Après on se dit qu’on va faire des hacks parce que c’est plus fun.
Quand on est vraiment un gourou on ne s’embête plus.
J’ai commencé à rajouter d’autres manières de faire.
Aujourd’hui on utilise du Node.js [6], maintenant on fait des serveurs web pour faire Hello World.
Et quand on est vraiment très à la mode on fait du AWS Lambda [7]. On peut faire Hello World dans AWS Lambda, il se passe des tas de choses dans le cloud et c’est magnifique !
Toujours le même exemple, un petit peu revisité, on peut demander à Jim de nous écrire un programme. Le senior manager peut demander à Jim de demander à Accenture de faire un programme. Et puis, quand c’est le CIO [Chief Information Officer], maintenant il peut dire directement « OK Google, Print Hello world ». C’est génial parce que ça impressionne tout le monde !
Mais, quand on est sur OK Google, Alexa et autres assistants vocaux en réalité qu’a-t-on fait ? On a externalisé son stockage, on a externalisé son calcul et on a externalisé aussi sa compréhension à une espèce de gros système dont on comprend peut-être moins les tenants et aboutissants. Et même quand on a des développeurs très brillants comme ceux qui ont eu le prix de l’Académie des sciences il y a quelques jours pour le Scikit-learn [8] qui est une bibliothèque d’intelligence artificielle open source, même quand on a le code source de ça, même quand c’est très bien fait, même quand on a les data sets d’entraînement, on ne peut pas forcément bien comprendre ce qui s’est passé.
Pourquoi est-ce qu’on ne peut pas bien comprendre ce qui s’est passé ? Parce que, avec la définition du début, même si les intelligences artificielles ont l’air intelligente, en fait elles ne sont peut-être pas intelligentes.
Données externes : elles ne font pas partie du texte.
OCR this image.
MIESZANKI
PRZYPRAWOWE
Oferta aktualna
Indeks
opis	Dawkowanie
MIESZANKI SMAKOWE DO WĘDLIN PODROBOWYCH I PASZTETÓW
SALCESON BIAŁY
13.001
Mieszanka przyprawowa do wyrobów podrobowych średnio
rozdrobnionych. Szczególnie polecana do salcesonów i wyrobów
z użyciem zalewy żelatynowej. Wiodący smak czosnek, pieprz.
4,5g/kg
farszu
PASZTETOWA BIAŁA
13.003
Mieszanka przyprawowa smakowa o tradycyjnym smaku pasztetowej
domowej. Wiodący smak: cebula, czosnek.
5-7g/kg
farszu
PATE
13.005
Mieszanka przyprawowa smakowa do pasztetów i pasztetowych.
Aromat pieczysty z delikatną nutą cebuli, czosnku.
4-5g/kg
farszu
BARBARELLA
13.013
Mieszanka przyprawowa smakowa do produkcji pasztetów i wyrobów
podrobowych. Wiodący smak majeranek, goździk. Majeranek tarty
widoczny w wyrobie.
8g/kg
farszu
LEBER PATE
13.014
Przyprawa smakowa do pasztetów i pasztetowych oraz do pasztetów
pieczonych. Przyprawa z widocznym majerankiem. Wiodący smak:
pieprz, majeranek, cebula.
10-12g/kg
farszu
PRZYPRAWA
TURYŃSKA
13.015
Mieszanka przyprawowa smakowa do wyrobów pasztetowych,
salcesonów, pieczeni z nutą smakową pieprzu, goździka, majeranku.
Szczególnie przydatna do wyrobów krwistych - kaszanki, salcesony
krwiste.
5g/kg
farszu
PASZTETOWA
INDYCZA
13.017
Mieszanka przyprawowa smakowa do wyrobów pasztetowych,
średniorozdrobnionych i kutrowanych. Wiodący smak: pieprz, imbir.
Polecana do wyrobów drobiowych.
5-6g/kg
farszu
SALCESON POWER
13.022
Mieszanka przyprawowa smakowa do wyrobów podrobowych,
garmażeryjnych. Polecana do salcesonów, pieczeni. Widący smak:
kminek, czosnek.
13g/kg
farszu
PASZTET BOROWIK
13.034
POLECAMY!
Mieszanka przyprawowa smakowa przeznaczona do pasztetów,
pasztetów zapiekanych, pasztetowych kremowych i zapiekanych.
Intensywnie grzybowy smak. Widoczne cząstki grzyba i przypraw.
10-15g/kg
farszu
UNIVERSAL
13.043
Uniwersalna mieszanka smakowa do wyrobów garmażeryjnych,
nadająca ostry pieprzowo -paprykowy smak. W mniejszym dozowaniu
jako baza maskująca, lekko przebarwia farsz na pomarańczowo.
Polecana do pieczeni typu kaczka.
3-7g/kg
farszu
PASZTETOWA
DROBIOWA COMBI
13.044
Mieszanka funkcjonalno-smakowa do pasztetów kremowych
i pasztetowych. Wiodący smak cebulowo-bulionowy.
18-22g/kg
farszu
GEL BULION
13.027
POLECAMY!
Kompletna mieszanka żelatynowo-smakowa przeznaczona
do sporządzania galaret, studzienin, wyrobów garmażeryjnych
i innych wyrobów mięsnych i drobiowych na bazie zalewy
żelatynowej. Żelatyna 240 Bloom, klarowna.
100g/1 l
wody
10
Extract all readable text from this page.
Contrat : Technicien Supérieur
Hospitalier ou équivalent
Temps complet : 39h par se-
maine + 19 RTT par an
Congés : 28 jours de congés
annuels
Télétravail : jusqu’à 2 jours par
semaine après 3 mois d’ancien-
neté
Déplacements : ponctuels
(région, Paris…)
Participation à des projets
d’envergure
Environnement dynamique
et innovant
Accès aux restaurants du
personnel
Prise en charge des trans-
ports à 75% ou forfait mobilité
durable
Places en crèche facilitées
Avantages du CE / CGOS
Ici vous avez Geoffrey Hinton [9] qui est un spécialiste de l’intelligence artificielle, le parrain du deep learning, nous dit que quand un système d’intelligence, de machine learning, vous dit « sur la table c’est une pile de doughnuts » vous êtes très impressionné, mais quand ce même système voit l’image d’une fille qui se brosse les dents et vous dit que c’est un garçon qui tient une batte de base-ball, ça vous inquiète un peu et vous vous demandez s’il y a véritablement de l’intelligence dans un système comme celui-là.
Ça c’est un article de Wired d’il y a quelques jours. Vous avez des experts, le responsable de l’intelligence artificielle chez Facebook qui dit qu’en effet il n’y a pas sémantique robuste, on ne comprend pas vraiment ce qui se passe. L’article s’intitule [10] même « Est-ce qu’on ne va pas dans un mur ? »
Le problème c’est que le statistical machine learning, comme le dit justement le responsable de Facebook, Jérôme Pesanti, ça fait une espèce de pattern matching sur des données. On va nourrir les algorithmes avec des données et après qu’est-ce que ça donne ? Ça donne une espèce de plat de spaghetti, de commandes qui interagissent les unes avec les autres sans qu’on sache véritablement très bien pourquoi.
C’est une blague de xkcd [11] pour expliquer ce que c’est qu’un système de diagnostic ; j’adore ce site en fait. Ça utilise des corrélations, ce genre de choses dont on sait qu’elles ne sont pas forcément toujours très pertinentes. Par exemple vous savez que le nombre de doctorats en génie civil est corrélé à 95,86 % avec la consommation par personne de mozzarella. Vous pouvez faire ce type d’analyse et éventuellement construire un système de machine learning qui va utiliser ce genre de choses.
Il y a même des gens qui ont dit le mot « alchimie » pour en parler, c’était une provocation mais ça a fait réagir, en gros, le fait qu’on ne comprend pas forcément toujours très bien ce qui passe.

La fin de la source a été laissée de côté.